Quote:- when an object is deleted, it should inform all its ObjectUsers. Unfortunately, shared_from_this cannot be called in the destructor, so RemoveObject cannot be done.
You can lazily delete weak pointers when you fail to lock them.
Quote:An object can be deleted when an interaction is computing, what is bad if the interaction has a list of weak pointer to objects.
Don't do that. Instead, save up a list to delete at the end of the timestep. But....


It looks like you're trying to hitch way too many wagons to your objects' lifetimes. What happens when you want to remove an PhysicsObject from a simulation, but still keep it around for some other purpose? Object lifetimes -- whether GC'ed or refcounted -- are far too blunt an instrument to use for the details of membership in a simulation.

Introduce a concept of being "in the simulation" which is independent of object lifetime.
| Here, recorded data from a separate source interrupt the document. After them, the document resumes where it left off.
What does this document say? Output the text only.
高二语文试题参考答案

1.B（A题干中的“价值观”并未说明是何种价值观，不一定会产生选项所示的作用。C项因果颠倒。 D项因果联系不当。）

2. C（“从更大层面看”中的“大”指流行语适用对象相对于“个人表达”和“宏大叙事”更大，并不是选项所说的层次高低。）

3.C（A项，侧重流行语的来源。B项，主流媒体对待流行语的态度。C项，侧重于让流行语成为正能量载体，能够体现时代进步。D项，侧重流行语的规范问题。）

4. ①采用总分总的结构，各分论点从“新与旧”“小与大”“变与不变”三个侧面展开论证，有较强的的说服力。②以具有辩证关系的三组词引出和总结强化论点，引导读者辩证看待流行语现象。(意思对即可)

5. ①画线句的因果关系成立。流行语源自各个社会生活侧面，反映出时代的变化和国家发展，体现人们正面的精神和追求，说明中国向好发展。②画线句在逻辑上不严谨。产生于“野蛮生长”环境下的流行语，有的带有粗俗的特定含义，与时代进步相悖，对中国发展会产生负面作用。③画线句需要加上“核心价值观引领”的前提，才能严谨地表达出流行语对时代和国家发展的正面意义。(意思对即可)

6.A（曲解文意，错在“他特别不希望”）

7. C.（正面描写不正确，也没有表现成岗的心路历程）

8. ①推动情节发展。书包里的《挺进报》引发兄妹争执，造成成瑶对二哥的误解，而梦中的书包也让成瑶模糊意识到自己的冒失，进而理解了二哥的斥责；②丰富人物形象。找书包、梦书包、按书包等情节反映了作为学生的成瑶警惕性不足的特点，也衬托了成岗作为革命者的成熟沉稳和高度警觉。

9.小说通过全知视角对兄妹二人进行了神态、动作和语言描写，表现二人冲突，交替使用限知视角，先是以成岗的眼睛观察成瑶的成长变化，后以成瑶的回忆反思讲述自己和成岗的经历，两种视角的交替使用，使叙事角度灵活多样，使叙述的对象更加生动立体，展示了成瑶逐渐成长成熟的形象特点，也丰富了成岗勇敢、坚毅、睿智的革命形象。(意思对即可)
Objects notify their users when they're removed from the simulation, not when they're deleted -- in fact, when they're deleted, by definition they should have no users, because they can't be deleted until they're removed from the simulation.
At a high level, what does your collision routine look like? Generally, breaking everything up into passes is easiest:

- compile list of references to potentially colliding objects
- collide all objects, if an object "dies", immediately remove the reference from from the potential collision list
- delete objects from memory no longer needed by the game

During collision, you need to immediately remove references from the potential collision set so that they don't continue to collide with things after they die. For example:

- projectiles from 2 different players hit something during the same physics update
- if the first hit destroys the object and you don't remove the reference, then both players would get credit for destroying the object. Or, if it was 2 projectiles from the same player, they would receive double credit.

This happens fairly often especially if you have a lot of area effects.